As we all are well aware feature selection is one of the most important steps in data preprocessing where we select all the features that based on our knowledge would be the best fit for the model development phase. Hence here all the valid numerical columns will be taken into account.
from pyspark.ml.feature import VectorAssembler assembler = VectorAssembler(inputCols=['Age', 'Total_Purchase', 'Account_Manager', 'Years', 'Num_Sites'],outputCol="features")
Inference: While working with MLIB we should know the format of data that MLIB as a library accepts hence we use the VectorAssembler module which clubs all the selected features together in one column and that is treated as the feature column (summation of all the features), the same thing we can see in the parameter section of the assembler object.
output = assembler.transform(data)
Inference: Transforming the data is very much necessary as it works as the commit statement ie All the transactions (changes) which are processed should be seen in the real dataset if we see it hence we used the transform method for it.
final_data = output.select('features','churn').show()
Inference: So while looking at the above output things will get clear that what we were aiming to do as the first column is features that have all the selected columns and then the label column ie churn.
Test Train Split
Now if you are following me from the very beginning of the article might have a question if we already have the separate testing data then why are splitting this dataset? right?
So the answer is to keep this phase of splitting as the validation of the model and we do not have to perform this routine again when we would be dealing with new data as it is already split into different CSV files.
train_churn,test_churn = final_data.randomSplit([0.7,0.3])
Inference: With the help of tuple unpacking we have stored the 70% of the data in train_churn and 30% of it in test_churn by using PySpark’s random split() method.
We reaching this phase of the article is the proof that we have already cleaned our data completely and that it is ready to be fed to the classification algorithm model (more specifically the Logistic Regression)
Note that we have to do this model building again when we have to deal with new customers’ data.
from pyspark.ml.classification import LogisticRegression lr_churn = LogisticRegression(labelCol="churn") fitted_churn_model = lr_churn.fit(train_churn) training_sum = fitted_churn_model.summary
Code breakdown: This would be a complete explanation of the steps that are required in the model building phase using MLIB
- Importing the LogisticRegression module from the ml. classification library of the Pyspark.
- Creating a Logistic Regression object and passing the label column (churn).
- Fitting the model ie starting the training of the model on the training dataset.
- Getting the summary of the training using the summary object which was attained over the trained model
Inference: So the summary object of the MLIB library returned a lot of insights about the trained logistic regression model and with the statistical information available we can conclude that the model has performed well as the mean, standard deviation of the churn (actual values) and prediction (predicted values) is very close.
In this stage of the customer churn prediction, we should analyze our model which was trained on 70% of the dataset and by evaluating it we can decide whether we should go with the model or if some twitches are required.
from pyspark.ml.evaluation import BinaryClassificationEvaluator pred_and_labels = fitted_churn_model.evaluate(test_churn)
Inference: One can notice that in the first step we imported the BinaryClassificationEvaluator which is quite logical as well because we are dealing with the label column that has binary values only.
Then evaluate() method comes into existence where it takes the testing data (30% of the total dataset) as the parameter and returns the multiple fields from which we can evaluate the model (manually).

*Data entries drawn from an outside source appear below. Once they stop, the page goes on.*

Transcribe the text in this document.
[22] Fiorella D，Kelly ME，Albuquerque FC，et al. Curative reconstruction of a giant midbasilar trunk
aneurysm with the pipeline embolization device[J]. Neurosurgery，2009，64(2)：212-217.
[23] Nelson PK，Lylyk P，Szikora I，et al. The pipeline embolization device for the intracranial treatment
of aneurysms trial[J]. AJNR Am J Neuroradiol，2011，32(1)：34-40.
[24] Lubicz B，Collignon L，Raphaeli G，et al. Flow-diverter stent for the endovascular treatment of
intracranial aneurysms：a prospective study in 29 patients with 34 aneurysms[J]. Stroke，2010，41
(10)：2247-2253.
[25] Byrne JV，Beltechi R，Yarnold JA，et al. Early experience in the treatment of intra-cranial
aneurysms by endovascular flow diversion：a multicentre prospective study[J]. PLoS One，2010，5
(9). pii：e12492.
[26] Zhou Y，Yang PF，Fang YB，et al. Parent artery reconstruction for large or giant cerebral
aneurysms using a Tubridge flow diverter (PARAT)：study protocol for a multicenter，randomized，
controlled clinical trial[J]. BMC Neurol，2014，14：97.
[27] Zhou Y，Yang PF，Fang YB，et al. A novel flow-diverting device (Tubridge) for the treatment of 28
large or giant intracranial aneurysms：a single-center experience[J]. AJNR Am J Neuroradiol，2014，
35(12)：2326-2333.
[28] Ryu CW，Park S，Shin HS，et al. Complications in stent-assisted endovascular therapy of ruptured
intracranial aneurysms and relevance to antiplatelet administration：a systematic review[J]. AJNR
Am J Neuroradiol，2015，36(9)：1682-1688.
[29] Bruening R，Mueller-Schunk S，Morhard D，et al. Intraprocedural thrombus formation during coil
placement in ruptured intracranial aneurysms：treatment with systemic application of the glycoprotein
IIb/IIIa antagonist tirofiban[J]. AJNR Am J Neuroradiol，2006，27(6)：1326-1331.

Inference: In the above output one can see 4 columns that were returned by the evaluation method they are:
- Features: All the feature values were clubbed together by VectorAssembler during the feature selection phase.
- Customer Churn: The Actual values ie the actual label column
- Probability: This column have the probability of the predictions that were made by the model.
- Predictions: The predicted values (here 0 or 1) by the model on the testing data.
Predicting the New Data
Finally comes the last stage of the article where till now we have already built and evaluated our model and now here the predictions will be made on the completely new data ie the new customer’s dataset and see how well the model performed.
Note that in this stage the steps will be the same but the dataset will be different according to the situation.
final_lr_model = lr_churn.fit(final_data)
Inference: Yes! Yes! nothing extra to discuss here as we have already gone through this step but the main thing to notice is that we are performing the training on the complete dataset (final_data) as we know we already have the testing data in the CSV file hence no splitting of the dataset is required.
new_customers = spark.read.csv('new_customers.csv',inferSchema=True, header=True) new_customers.printSchema()
Inference: As the testing data is in a different file then it becomes necessary to read it in the same way we did it before in the case of the customer_churn dataset.
Then we saw the Schema of this new dataset and concludes that it has the exactly the same.
test_new_customers = assembler.transform(new_customers)
Inference: Assembler object was already created while the main features were selected so now the same assembler object is being used to transform this new testing data.
final_results = final_lr_model.transform(test_new_customers)
Inference: As we did the transformation of the features using assembler object similarly we also need to do the transformation of the final model on top of new customers.